Premium
Experimental investigations and developing multilayer neural network models for prediction of CO 2 solubility in aqueous MDEA/PZ and MEA/MDEA/PZ blends
Author(s) -
Li Tianci,
Tantikhajorngosol Puttipong,
Yang Congning,
Tontiwachwuthikul Paitoon
Publication year - 2021
Publication title -
greenhouse gases: science and technology
Language(s) - English
Resource type - Journals
SCImago Journal Rank - 0.45
H-Index - 32
ISSN - 2152-3878
DOI - 10.1002/ghg.2075
Subject(s) - solubility , amine gas treating , aqueous solution , piperazine , chemistry , backpropagation , artificial neural network , materials science , thermodynamics , organic chemistry , computer science , artificial intelligence , physics
In this research, a new set of experimental data for CO 2 solubility in aqueous blended amine solvents were investigated experimentally over the CO 2 partial pressure range from 8 to 100 kPa at 40 °C and were compared with the benchmark aqueous 30 wt.% MEA solution.

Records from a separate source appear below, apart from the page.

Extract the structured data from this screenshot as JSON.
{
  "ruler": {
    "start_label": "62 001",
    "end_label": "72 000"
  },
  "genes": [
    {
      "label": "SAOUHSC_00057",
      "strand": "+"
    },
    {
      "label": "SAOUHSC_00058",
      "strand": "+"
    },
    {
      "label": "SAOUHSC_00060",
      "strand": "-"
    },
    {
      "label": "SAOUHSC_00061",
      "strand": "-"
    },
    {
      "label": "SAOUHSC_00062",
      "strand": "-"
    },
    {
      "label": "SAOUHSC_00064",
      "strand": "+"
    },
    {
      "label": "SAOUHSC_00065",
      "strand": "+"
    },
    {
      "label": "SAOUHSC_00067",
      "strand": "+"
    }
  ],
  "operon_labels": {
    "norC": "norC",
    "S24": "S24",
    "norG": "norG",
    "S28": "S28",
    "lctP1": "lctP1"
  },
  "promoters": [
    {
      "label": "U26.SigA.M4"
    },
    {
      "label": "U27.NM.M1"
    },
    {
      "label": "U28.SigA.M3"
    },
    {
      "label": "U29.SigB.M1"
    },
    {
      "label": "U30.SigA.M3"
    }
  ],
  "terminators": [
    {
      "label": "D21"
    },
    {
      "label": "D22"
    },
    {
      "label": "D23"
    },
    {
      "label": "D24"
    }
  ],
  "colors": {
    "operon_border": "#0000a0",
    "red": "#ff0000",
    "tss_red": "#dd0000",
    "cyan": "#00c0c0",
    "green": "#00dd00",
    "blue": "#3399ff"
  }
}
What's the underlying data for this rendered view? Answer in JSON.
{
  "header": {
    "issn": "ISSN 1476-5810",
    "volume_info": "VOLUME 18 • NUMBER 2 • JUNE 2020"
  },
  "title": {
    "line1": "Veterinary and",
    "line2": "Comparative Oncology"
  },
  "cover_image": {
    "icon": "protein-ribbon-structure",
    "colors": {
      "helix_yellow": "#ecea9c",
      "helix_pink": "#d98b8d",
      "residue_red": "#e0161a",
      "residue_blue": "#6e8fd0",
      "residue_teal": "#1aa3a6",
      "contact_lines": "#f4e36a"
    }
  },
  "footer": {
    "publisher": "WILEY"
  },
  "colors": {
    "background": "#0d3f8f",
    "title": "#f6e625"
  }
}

This work developed two multilayer neural network models named models A and B, for predicting the CO 2 solubility in various aqueous blended amine solvents including 36 wt.% MDEA + 17 wt.% PZ, 24 wt.% MDEA + 26 wt.% PZ, and 6 wt.% MEA + 25 wt.% MDEA + 17 wt.% PZ. Models A and B were developed by using Levenberg–Marquardt back propagation algorithm with 427 and 301 of reliable experimental data sets gathered from the published data, respectively. The results indicate that the high accuracy prediction of the CO 2 solubility in Methyldiethanolamine/Piperazine (MDEA/PZ) blends could be obtained by the network developed by Tan‐sigmoid transfer function with two hidden layers consist of eight and four neurons, while the network developed by Tan‐sigmoid transfer function with three hidden layers consist of 20, 10, and five neurons provided the highest accuracy for predicting the CO 2 solubility in MEA/MDEA/PZ blends comparing to other model structures. The comparison results show that the neural network modeling provided more closer predictions to the experimental results than the simulator and other thermodynamic models when predicting the CO 2 equilibrium solubility in blended amine solvents. © 2021 Society of Chemical Industry and John Wiley & Sons, Ltd.